Adapté très librement par Reichardt et son coscénariste habituel Jon Raymond, First Cow est une sorte de western, mais se distingue soigneusement des autres entrées dans ce genre codifié. Il s’agit d’un film de cow-boys avec une seule vache, et d’un film dont les deux personnages principaux ne portent pas d’armes et ne cherchent pas la bagarre, et qui élude tous les actes de violence, les maintenant strictement hors champ. Cela confère à ses personnages amérindiens (dont l’un est interprété par Lily Gladstone, familière de Certaines femmes de Reichardt, 2016) une dimension ronde, et un humour, que d’autres dans le film leur refusent ou ne comprennent pas (seul King-Lu semble avoir fait un effort pour apprendre la langue indigène). Un saut désespéré d’une falaise dans l’eau en contrebas évoque Butch Cassidy et le Kid de George Roy Hill, même si nos garçons sont des voleurs d’un genre tout à fait non vicieux, et qu’un seul d’entre eux saute en fait. 

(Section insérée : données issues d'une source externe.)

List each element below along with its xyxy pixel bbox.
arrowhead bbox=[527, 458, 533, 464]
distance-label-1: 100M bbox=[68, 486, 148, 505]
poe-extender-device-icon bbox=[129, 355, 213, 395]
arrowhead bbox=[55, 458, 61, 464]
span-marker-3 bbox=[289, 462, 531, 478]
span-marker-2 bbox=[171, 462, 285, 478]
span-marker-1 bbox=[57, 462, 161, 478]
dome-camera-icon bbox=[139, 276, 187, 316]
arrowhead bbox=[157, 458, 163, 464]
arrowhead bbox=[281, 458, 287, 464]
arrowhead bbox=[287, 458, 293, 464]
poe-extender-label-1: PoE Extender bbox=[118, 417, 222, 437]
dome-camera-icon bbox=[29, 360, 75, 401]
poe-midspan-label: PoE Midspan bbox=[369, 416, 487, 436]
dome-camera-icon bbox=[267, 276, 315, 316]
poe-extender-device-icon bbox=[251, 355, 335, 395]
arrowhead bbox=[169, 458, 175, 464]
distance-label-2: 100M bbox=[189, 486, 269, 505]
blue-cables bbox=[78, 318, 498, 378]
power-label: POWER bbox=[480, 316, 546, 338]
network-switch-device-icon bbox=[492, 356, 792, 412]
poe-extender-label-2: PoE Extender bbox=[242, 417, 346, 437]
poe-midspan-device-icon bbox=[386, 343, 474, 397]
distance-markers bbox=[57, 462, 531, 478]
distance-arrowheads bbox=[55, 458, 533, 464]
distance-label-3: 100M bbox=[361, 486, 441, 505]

Sans jamais dépasser le stade de la bromance homosociale, la relation étroite entre Cookie et King-Lu rappelle Le Secret de Brokeback Mountain (2005) d’Ang Lee, et les laisse dormir ensemble pour l’éternité. Pendant ce temps, alors que les principes de la destinée manifeste sont remplacés par un tout autre type de fatalisme, le sentiment de malheur qui imprègne le film montre les premiers jours d’une Amérique où toute tentative de redistribution est rapidement punie, de sorte que les mésaventures de ces deux amis dans le petit commerce dessinent un long avenir d’inégalité économique qui n’a jamais pris fin – tout comme leur propre histoire, dont l’issue est connue dès le début, n’est jamais vraiment menée à son terme. Le spectateur doit relier les points et boucler le cercle – entre la première rencontre fugitive de ces personnages et leur dernière demeure, et entre une histoire à moitié enterrée et le “progrès” du présent – pour déterminer comment ils en sont arrivés là, et comment nous en sommes arrivés là. Reichardt a conçu un puzzle tendre et douloureux, dans un monde (et un genre) plus typiquement dominé par un individualisme brutal et des pulsions masculines agressives, mais ici féminisé par l’étreinte chaleureuse de l’amitié.

Note : 3.5 sur 5.

L’avis de la rédaction :

William Carlier :

Le film de Kelly Reichardt rappelle sans conteste le chef-d’œuvre littéraire de John Steinbeck, “Des Souris et des Hommes”, tant il s’agit de dévier le rapport de survie de deux hommes vers l’amitié. En jouant sur le calme des espaces tout en laissant place à leur contemplation, First Cow trouve sa force dans la simplicité de son intrigue. La vache exploitée, c’est l’Amérique, celle dont on en tire le lait comme l’animal dont on ne peut se servir. Des contrées déjà inégalitaires, mais il n’y a pas de hiérarchie pour l’amour, et c’est bien ce qui distingue l’arriviste comme le vice, de la vertu. Un très beau film, à découvrir sans plus attendre.

Note : 4 sur 5.

First Cow sur MUBI, au cinéma le 20 octobre 2021.